The beauty of this sandwich is how easy it is to tweak to your own taste. The foundation of the sandwich, with its perfect texture when grilled, is the ciabatta. You may prefer to:
- Alternate or eliminate meats.
- Choose a different cheese.
- Choose from a vast variety of thinly sliced vegetables.
- Vary your spreads.
Homemade Basil Pesto
If you're a true from-scratch-mama, you may be inclined to make the pesto yourself. If so, here's a great recipe. In blender or food processor, pulse to combine:
- 2 cups packed fresh basil
- 2 cloves garlic
- 1/2 cup pine nuts
- 2/3 cup extra virgin olive oil
- 1/2 cup freshly grated Pecorino or Parmesan cheese
- Kosher salt (or not) and freshly ground pepper to taste
Nutritional Benefits of Pesto
USDA Nutrient Data Laboratory reveals the following health benefits of basil pesto:
Olive oil provides omega-3 fatty acids, which protect the cardiovascular system against disease.
Garlic improves blood pressure by preventing blood lipids from sticking together.
Basil contains antioxidants, which protect healthy cells from toxins that cause disease, as well as Vitamins A and C important for eye health, skin health (helping generate collagen for skin repair), and support of our immune system.
Pine nuts contain healthy fats important for nervous system support.
Although the fat in regular mayonnaise is said to carry the garlic flavor better, I find the fat-free version just as satisfying.

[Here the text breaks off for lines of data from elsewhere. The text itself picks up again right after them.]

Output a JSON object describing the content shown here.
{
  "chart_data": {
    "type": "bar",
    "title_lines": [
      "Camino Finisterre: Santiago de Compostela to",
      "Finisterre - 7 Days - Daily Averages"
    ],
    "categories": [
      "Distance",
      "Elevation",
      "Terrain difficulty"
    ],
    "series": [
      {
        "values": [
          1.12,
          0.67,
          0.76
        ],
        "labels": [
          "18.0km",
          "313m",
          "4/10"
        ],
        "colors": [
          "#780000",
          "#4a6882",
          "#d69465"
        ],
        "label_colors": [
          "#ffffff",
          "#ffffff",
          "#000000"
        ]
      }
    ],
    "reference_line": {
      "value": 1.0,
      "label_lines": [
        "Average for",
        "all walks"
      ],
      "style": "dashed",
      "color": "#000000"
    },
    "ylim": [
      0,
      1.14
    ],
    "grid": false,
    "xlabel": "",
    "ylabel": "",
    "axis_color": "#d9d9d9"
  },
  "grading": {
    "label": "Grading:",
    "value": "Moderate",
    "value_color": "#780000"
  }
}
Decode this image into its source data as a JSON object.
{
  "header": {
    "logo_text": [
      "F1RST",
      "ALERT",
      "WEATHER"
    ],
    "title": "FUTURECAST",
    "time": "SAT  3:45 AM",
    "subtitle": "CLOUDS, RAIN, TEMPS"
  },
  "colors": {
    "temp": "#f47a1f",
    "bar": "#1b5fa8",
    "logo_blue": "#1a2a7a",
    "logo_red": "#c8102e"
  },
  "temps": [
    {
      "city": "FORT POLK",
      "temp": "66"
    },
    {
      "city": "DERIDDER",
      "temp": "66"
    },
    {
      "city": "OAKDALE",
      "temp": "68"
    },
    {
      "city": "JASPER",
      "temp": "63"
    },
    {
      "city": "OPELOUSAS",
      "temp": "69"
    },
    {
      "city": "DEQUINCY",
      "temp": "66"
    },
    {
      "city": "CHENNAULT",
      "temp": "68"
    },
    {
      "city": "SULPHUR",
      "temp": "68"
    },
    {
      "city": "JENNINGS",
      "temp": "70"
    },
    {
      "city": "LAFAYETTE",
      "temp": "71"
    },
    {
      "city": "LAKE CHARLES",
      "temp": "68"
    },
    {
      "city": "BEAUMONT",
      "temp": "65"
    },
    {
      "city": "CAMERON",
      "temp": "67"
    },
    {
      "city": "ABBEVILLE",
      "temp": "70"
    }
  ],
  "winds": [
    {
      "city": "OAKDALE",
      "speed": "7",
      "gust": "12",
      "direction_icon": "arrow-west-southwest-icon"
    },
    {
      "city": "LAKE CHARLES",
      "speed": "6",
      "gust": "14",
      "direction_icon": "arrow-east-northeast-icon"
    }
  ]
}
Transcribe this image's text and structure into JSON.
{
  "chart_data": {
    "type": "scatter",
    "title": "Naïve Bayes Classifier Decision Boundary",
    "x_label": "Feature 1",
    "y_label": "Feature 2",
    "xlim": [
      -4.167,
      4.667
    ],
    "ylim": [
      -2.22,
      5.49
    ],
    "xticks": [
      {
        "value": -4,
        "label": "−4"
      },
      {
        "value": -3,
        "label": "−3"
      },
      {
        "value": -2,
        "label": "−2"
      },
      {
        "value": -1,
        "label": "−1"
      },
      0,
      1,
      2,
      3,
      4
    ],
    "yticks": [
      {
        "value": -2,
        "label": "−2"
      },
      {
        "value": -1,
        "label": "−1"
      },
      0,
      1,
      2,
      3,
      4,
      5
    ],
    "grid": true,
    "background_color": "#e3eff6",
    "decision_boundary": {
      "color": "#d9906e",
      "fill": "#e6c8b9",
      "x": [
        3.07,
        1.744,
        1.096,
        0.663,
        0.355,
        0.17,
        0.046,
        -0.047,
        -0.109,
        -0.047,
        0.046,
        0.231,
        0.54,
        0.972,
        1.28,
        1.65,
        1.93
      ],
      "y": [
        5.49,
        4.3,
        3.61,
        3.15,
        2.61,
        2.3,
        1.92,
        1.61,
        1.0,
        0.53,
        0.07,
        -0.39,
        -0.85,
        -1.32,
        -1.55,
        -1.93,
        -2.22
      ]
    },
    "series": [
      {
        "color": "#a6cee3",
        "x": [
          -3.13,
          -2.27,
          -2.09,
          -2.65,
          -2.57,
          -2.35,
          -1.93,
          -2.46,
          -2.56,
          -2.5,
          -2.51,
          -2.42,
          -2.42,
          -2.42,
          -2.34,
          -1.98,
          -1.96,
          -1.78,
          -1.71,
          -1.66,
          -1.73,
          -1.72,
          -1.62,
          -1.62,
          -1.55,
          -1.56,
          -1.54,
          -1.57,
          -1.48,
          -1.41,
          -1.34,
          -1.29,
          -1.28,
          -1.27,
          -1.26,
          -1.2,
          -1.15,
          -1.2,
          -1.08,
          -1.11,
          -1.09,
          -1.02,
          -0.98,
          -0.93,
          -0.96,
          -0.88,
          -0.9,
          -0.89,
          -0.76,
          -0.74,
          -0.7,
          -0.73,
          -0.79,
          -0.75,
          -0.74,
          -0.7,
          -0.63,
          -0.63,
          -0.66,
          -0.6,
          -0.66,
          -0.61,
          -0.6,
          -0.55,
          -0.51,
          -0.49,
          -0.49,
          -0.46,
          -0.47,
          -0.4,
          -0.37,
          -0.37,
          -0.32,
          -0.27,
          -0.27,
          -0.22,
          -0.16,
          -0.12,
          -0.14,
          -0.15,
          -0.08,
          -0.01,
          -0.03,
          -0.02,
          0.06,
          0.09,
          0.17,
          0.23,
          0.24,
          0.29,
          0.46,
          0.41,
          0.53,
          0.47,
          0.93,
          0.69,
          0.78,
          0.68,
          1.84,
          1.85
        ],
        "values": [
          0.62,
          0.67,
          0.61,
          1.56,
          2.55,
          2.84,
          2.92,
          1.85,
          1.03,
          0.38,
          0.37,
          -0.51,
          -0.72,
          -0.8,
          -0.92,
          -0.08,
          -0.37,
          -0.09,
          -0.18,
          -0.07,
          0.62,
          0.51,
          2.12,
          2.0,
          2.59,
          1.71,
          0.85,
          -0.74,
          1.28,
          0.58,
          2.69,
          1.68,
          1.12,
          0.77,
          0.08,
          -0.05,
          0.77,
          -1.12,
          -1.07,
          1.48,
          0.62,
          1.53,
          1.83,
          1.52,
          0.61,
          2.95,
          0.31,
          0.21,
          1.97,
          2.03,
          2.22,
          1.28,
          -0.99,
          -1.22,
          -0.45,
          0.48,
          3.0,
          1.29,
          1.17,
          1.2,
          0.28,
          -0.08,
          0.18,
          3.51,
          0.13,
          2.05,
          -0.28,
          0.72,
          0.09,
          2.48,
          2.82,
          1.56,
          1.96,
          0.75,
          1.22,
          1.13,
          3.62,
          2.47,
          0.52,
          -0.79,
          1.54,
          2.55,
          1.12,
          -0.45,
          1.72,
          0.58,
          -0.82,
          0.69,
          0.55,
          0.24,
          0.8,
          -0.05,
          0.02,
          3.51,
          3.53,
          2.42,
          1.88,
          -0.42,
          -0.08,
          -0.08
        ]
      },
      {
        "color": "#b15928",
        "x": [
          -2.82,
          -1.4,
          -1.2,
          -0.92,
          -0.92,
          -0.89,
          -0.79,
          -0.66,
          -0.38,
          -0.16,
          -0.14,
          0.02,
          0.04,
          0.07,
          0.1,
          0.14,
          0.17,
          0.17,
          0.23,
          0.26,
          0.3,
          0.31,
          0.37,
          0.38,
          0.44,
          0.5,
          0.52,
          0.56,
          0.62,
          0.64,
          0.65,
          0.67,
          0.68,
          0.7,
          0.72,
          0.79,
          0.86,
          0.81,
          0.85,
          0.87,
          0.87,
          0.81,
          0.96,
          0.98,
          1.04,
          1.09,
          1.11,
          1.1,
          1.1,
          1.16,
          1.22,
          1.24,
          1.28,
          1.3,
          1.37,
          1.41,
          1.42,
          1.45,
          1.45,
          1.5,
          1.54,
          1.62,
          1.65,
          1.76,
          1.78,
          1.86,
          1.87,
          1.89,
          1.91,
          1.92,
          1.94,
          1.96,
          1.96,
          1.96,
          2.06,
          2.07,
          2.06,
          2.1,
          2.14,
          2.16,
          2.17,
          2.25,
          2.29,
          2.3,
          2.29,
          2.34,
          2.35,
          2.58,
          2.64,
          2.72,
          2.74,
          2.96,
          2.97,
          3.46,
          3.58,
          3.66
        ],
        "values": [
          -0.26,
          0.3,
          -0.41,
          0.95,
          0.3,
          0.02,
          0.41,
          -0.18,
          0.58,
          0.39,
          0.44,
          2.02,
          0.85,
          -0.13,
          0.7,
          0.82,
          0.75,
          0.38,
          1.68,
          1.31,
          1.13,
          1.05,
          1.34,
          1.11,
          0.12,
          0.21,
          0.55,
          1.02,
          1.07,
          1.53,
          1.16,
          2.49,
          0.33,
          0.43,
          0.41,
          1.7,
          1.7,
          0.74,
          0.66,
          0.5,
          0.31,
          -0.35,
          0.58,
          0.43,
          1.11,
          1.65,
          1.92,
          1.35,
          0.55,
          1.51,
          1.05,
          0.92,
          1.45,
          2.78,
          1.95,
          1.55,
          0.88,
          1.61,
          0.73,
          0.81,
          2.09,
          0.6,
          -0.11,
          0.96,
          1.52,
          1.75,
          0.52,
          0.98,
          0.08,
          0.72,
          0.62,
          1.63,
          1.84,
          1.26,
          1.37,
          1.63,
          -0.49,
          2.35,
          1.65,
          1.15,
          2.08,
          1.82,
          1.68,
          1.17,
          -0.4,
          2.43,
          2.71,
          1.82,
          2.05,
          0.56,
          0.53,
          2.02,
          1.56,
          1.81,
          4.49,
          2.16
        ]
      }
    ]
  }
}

Here's a great recipe for garlic mayo. Mix together in a bowl:
- 1/2 cup mayo
- 1/2 tsp chili powder (or less or none)
- 1/2 tsp ground cumin
- 1 clove pressed garlic
- Salt (or not) and pepper to taste
This is such an easy sandwich recipe but with such complex tastes that I serve it to company, and they are always impressed.